Further developments
  • Fading in a movieClip
    Try editing the class so that instead of moving the clip, the object sets its clip’s alpha to 0.3 when it is instantiated and it then reacts to the mouse going over the clip (you’ll need to add an additional EventListener for MouseEvent.MOUSE_OVER). When this happens, the timer is started and the timerListener function gradually increases the alpha property of the clip - and then stops the timer by calling the myTimer.stop() function when it reaches 1.0.

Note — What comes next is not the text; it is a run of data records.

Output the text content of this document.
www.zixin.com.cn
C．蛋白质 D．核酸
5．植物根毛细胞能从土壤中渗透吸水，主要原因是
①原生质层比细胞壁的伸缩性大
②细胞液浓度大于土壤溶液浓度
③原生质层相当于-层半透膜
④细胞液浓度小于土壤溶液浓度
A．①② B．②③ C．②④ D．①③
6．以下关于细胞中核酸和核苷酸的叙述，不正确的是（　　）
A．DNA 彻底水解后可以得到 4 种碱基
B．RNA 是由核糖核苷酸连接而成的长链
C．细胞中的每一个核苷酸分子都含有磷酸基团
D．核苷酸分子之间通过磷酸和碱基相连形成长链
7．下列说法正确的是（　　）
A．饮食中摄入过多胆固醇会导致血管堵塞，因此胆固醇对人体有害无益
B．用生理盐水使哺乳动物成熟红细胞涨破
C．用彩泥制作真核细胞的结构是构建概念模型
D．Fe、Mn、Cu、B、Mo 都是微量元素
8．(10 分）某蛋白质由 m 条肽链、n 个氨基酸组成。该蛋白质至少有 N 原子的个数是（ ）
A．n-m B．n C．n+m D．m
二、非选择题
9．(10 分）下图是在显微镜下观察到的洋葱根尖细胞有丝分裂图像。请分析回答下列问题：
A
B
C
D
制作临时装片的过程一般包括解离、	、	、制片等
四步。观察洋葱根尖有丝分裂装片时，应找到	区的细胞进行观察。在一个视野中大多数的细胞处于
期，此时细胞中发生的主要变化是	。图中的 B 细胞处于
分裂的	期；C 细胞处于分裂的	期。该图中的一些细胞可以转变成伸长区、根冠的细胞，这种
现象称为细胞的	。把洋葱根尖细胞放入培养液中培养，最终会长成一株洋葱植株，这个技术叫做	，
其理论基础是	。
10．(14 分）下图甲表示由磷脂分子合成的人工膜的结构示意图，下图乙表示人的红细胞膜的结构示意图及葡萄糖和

  • Fading out when the mouse leaves
    Try adding to your fade-in example so that when the mouse leaves the Clip (the event is MouseEvent.MOUSE_OUT), the clip is faded out again to 0.3.
  • Changing the size of a movieClip
    A common Flash effect is for the instance to grow when the mouse goes over it and then shrink back when the mouse leaves. This is particularly effective when a (large) number of shapes are on stage. Each one will need its own instance (hint – try using a loop to set up several instances automatically).